Figure 7.

Modeling the permeation experiments. (A) Geometry of the simulated cell and bathing medium. Spherical shells are placed every 0.5 µm from the cell center out for 150 µm. The cell membrane (red) is the boundary between the 16th and 17th shells. The arrow symbolizes diffusion of molecules between shells. (B) Simulation of the experiment in Fig. 4 D showing ΔF, the difference in melatonin fluorescence, with and without cells in the chamber while melatonin was perfused in the bath for 20 s. The axis was rescaled to match the experiment. (C) Simulation of the experiment in Fig. 5 B showing the transient decrease in Fura-2 fluorescence as melatonin is perfused in the bath.

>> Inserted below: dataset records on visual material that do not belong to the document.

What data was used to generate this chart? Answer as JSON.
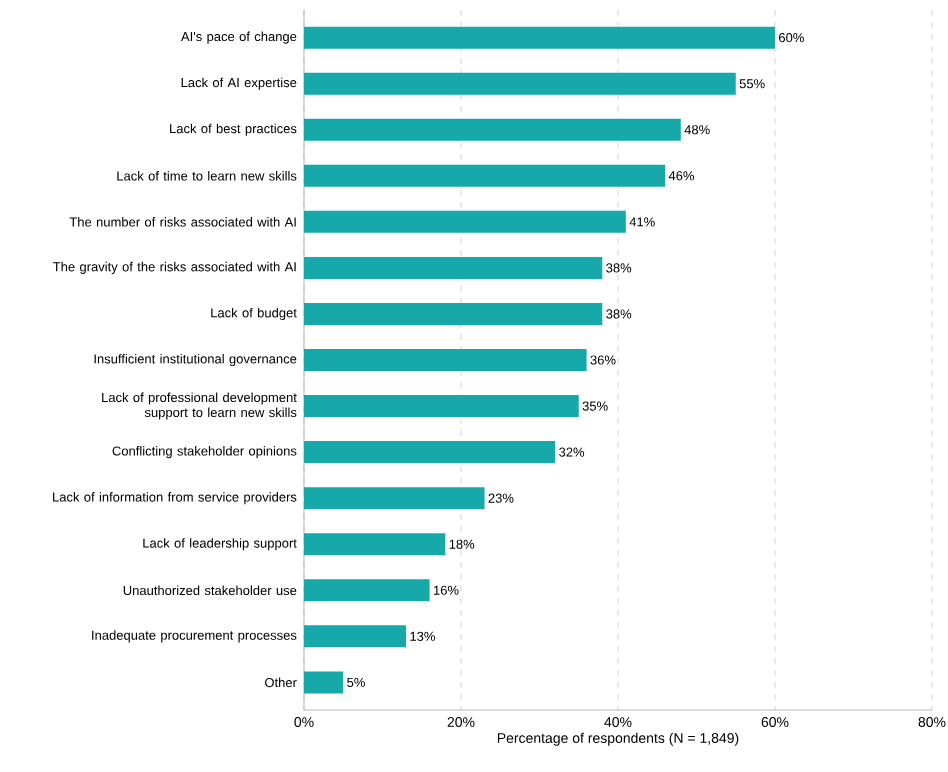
{
  "chart_data": {
    "type": "bar",
    "orientation": "horizontal",
    "categories": [
      "AI's pace of change",
      "Lack of AI expertise",
      "Lack of best practices",
      "Lack of time to learn new skills",
      "The number of risks associated with AI",
      "The gravity of the risks associated with AI",
      "Lack of budget",
      "Insufficient institutional governance",
      "Lack of professional development support to learn new skills",
      "Conflicting stakeholder opinions",
      "Lack of information from service providers",
      "Lack of leadership support",
      "Unauthorized stakeholder use",
      "Inadequate procurement processes",
      "Other"
    ],
    "values": [
      60,
      55,
      48,
      46,
      41,
      38,
      38,
      36,
      35,
      32,
      23,
      18,
      16,
      13,
      5
    ],
    "value_labels": [
      "60%",
      "55%",
      "48%",
      "46%",
      "41%",
      "38%",
      "38%",
      "36%",
      "35%",
      "32%",
      "23%",
      "18%",
      "16%",
      "13%",
      "5%"
    ],
    "color": "#17a9a9",
    "xlabel": "Percentage of respondents (N = 1,849)",
    "xlim": [
      0,
      80
    ],
    "xticks": [
      {
        "value": 0,
        "label": "0%"
      },
      {
        "value": 20,
        "label": "20%"
      },
      {
        "value": 40,
        "label": "40%"
      },
      {
        "value": 60,
        "label": "60%"
      },
      {
        "value": 80,
        "label": "80%"
      }
    ],
    "grid": "x"
  }
}
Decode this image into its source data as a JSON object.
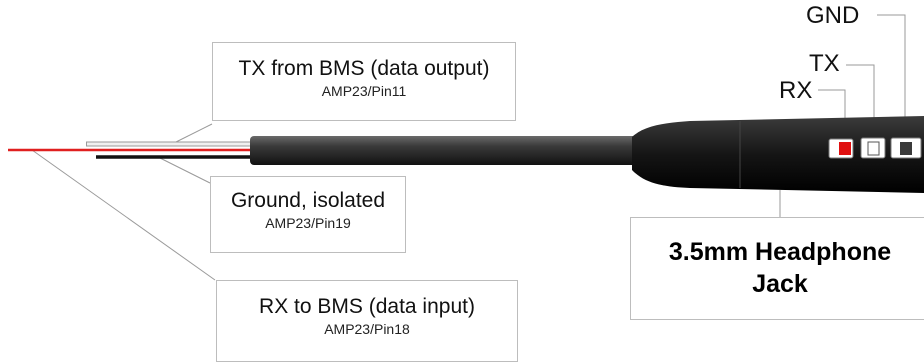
{
  "labels": {
    "tx": {
      "title": "TX from BMS (data output)",
      "sub": "AMP23/Pin11"
    },
    "gnd": {
      "title": "Ground, isolated",
      "sub": "AMP23/Pin19"
    },
    "rx": {
      "title": "RX to BMS (data input)",
      "sub": "AMP23/Pin18"
    }
  },
  "jack": {
    "line1": "3.5mm Headphone",
    "line2": "Jack"
  },
  "pins": {
    "gnd": "GND",
    "tx": "TX",
    "rx": "RX"
  },
  "colors": {
    "rx_wire": "#e02020",
    "gnd_wire": "#111111",
    "tx_wire": "#e6e6e6",
    "cable": "#2b2b2b",
    "rx_contact": "#e01010"
  }
}
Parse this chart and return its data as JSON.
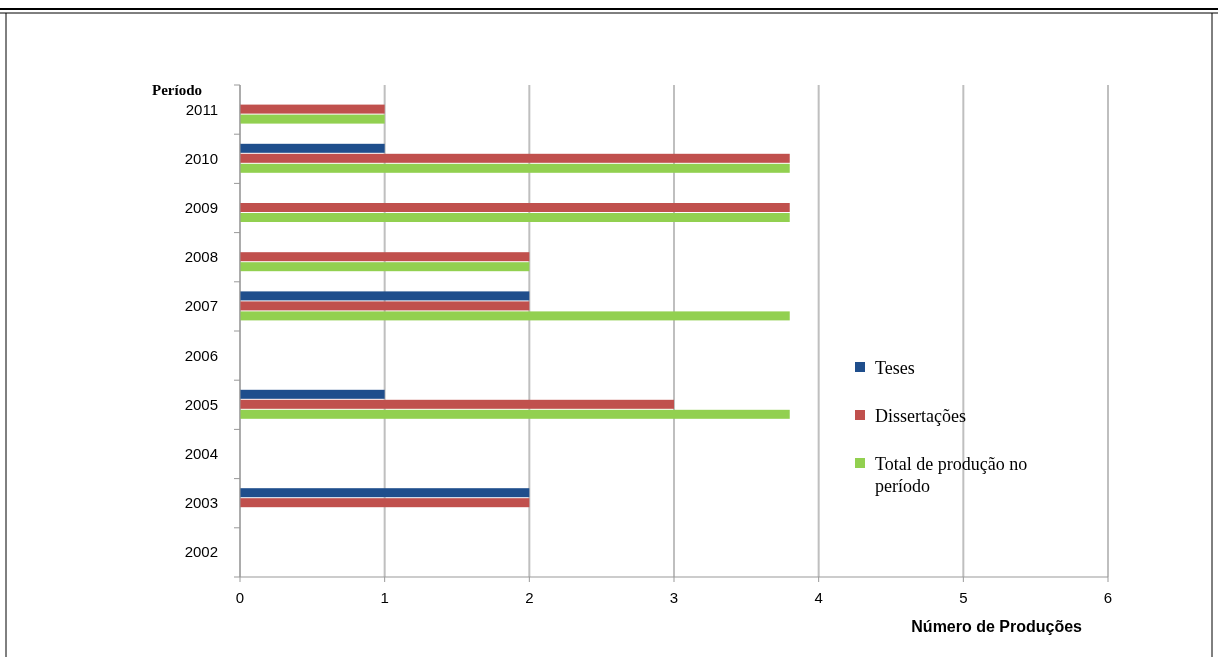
{
  "chart_data": {
    "type": "bar",
    "orientation": "horizontal",
    "xlabel": "Número de Produções",
    "ylabel": "Período",
    "categories": [
      "2011",
      "2010",
      "2009",
      "2008",
      "2007",
      "2006",
      "2005",
      "2004",
      "2003",
      "2002"
    ],
    "series": [
      {
        "name": "Teses",
        "color": "#1f4e8c",
        "values": [
          null,
          1,
          null,
          null,
          2,
          null,
          1,
          null,
          2,
          null
        ]
      },
      {
        "name": "Dissertações",
        "color": "#c0504d",
        "values": [
          1,
          3.8,
          3.8,
          2,
          2,
          null,
          3,
          null,
          2,
          null
        ]
      },
      {
        "name": "Total de produção no período",
        "color": "#92d050",
        "values": [
          1,
          3.8,
          3.8,
          2,
          3.8,
          null,
          3.8,
          null,
          null,
          null
        ]
      }
    ],
    "xlim": [
      0,
      6
    ],
    "xticks": [
      0,
      1,
      2,
      3,
      4,
      5,
      6
    ],
    "grid": "x",
    "legend": "right"
  }
}
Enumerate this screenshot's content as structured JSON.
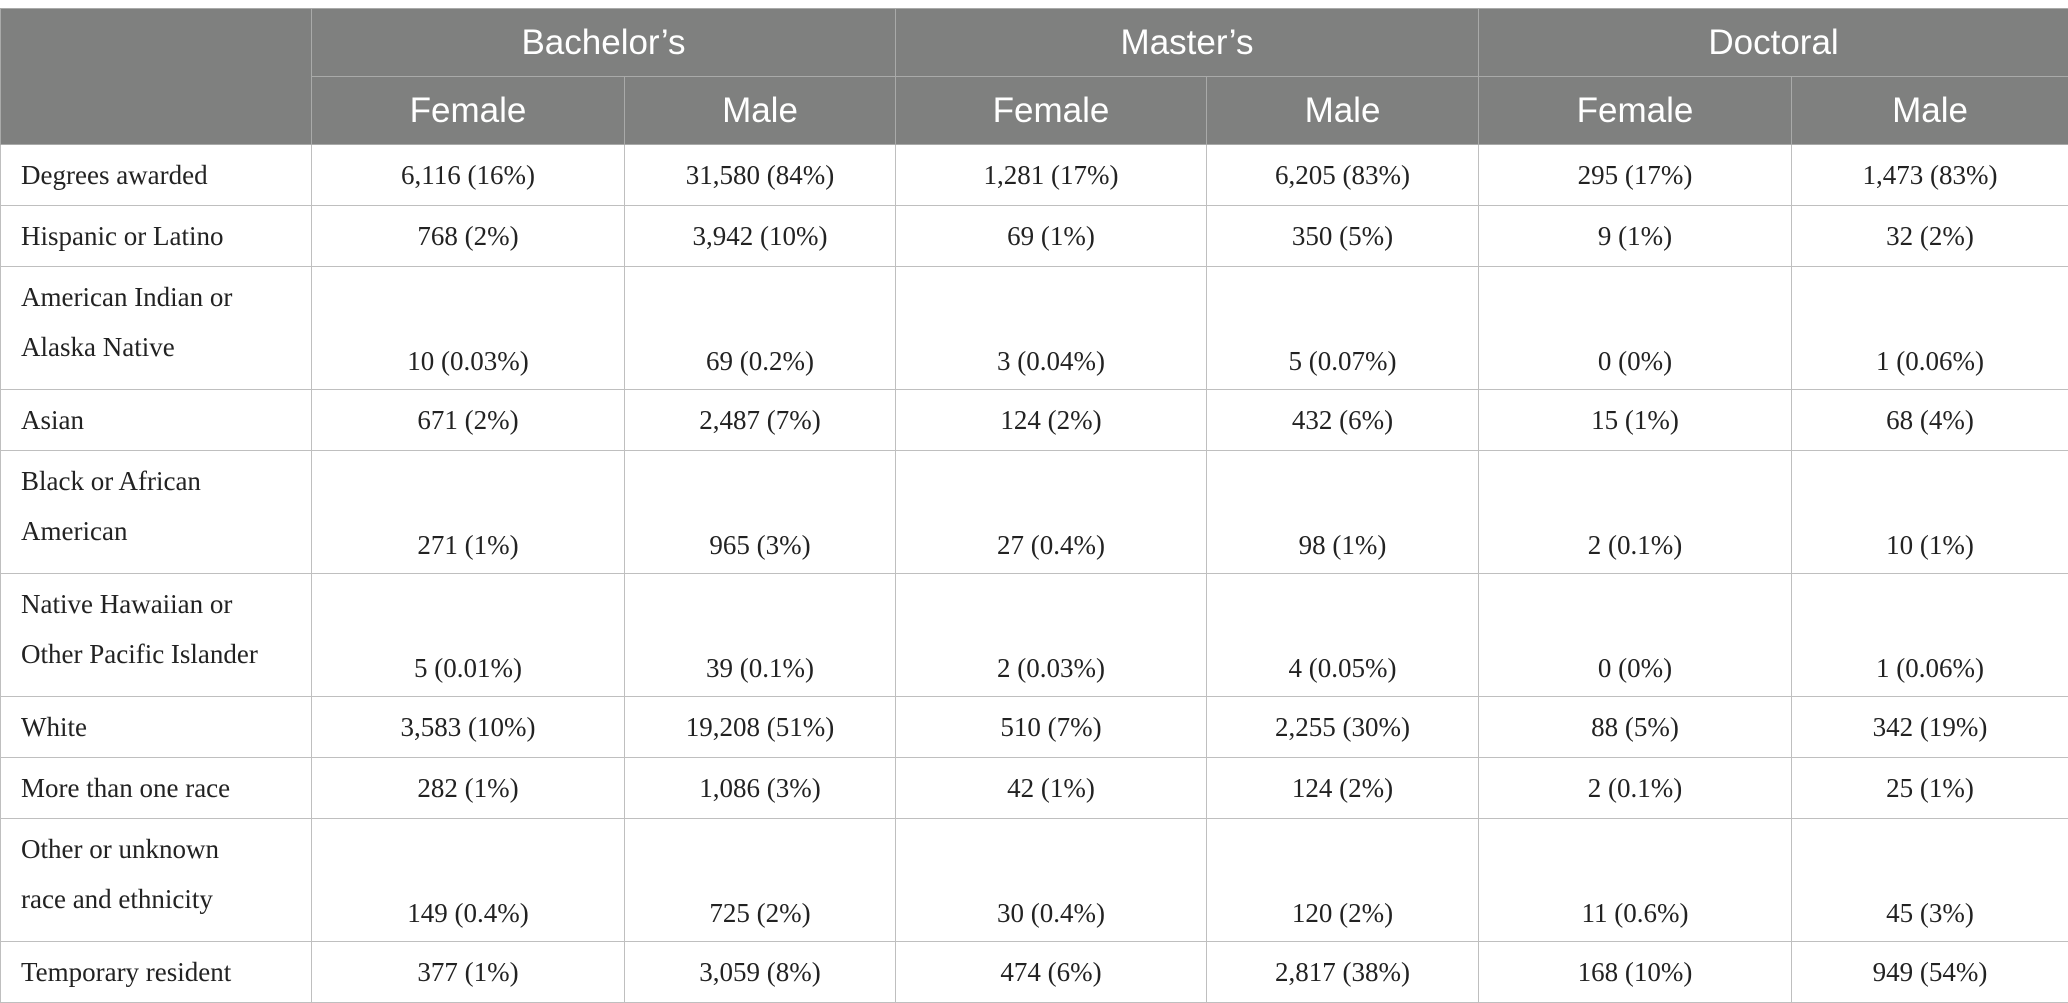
{
  "header": {
    "groups": [
      "Bachelor’s",
      "Master’s",
      "Doctoral"
    ],
    "subs": [
      "Female",
      "Male",
      "Female",
      "Male",
      "Female",
      "Male"
    ]
  },
  "rows": [
    {
      "label": "Degrees awarded",
      "cells": [
        "6,116 (16%)",
        "31,580 (84%)",
        "1,281 (17%)",
        "6,205 (83%)",
        "295 (17%)",
        "1,473 (83%)"
      ]
    },
    {
      "label": "Hispanic or Latino",
      "cells": [
        "768 (2%)",
        "3,942 (10%)",
        "69 (1%)",
        "350 (5%)",
        "9 (1%)",
        "32 (2%)"
      ]
    },
    {
      "label_lines": [
        "American Indian or",
        "Alaska Native"
      ],
      "cells": [
        "10 (0.03%)",
        "69 (0.2%)",
        "3 (0.04%)",
        "5 (0.07%)",
        "0 (0%)",
        "1 (0.06%)"
      ]
    },
    {
      "label": "Asian",
      "cells": [
        "671 (2%)",
        "2,487 (7%)",
        "124 (2%)",
        "432 (6%)",
        "15 (1%)",
        "68 (4%)"
      ]
    },
    {
      "label_lines": [
        "Black or African",
        "American"
      ],
      "cells": [
        "271 (1%)",
        "965 (3%)",
        "27 (0.4%)",
        "98 (1%)",
        "2 (0.1%)",
        "10 (1%)"
      ]
    },
    {
      "label_lines": [
        "Native Hawaiian or",
        "Other Pacific Islander"
      ],
      "cells": [
        "5 (0.01%)",
        "39 (0.1%)",
        "2 (0.03%)",
        "4 (0.05%)",
        "0 (0%)",
        "1 (0.06%)"
      ]
    },
    {
      "label": "White",
      "cells": [
        "3,583 (10%)",
        "19,208 (51%)",
        "510 (7%)",
        "2,255 (30%)",
        "88 (5%)",
        "342 (19%)"
      ]
    },
    {
      "label": "More than one race",
      "cells": [
        "282 (1%)",
        "1,086 (3%)",
        "42 (1%)",
        "124 (2%)",
        "2 (0.1%)",
        "25 (1%)"
      ]
    },
    {
      "label_lines": [
        "Other or unknown",
        "race and ethnicity"
      ],
      "cells": [
        "149 (0.4%)",
        "725 (2%)",
        "30 (0.4%)",
        "120 (2%)",
        "11 (0.6%)",
        "45 (3%)"
      ]
    },
    {
      "label": "Temporary resident",
      "cells": [
        "377 (1%)",
        "3,059 (8%)",
        "474 (6%)",
        "2,817 (38%)",
        "168 (10%)",
        "949 (54%)"
      ]
    }
  ]
}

The trace is actually the calculated time course of intracellular melatonin rescaled to match the presentation of the experiment. Two dashed traces labeled 5 and 0.2 show the effect of increasing the assumed membrane permeability by 5 or decreasing it to 0.2 times the standard melatonin value. (D) Geometry of the simulated pipette. See section “Adding the pipette.” The dashed circle represents the assumed shape of the Ω-shaped on-cell membrane patch when it was needed. It has an area of 14.7 µm2 chosen to match the increase of extracellular amperometric signal upon breaking the patch to go to whole-cell configuration. (E) Schematic of the diffusion regimen in the model simulation. (F) Decay of melatonin concentration with distance in the model. Negative distances are inside the pipette. The pipette, cell, and extracellular domains are marked Pip, C, and Ex, respectively. (G) Decay with distance of molecules of different assumed membrane permeability in the model. Numbers are multipliers, so that that curve marked 10 assumes a membrane permeability of 10× the standard melatonin value of 1.7 µm/s, etc.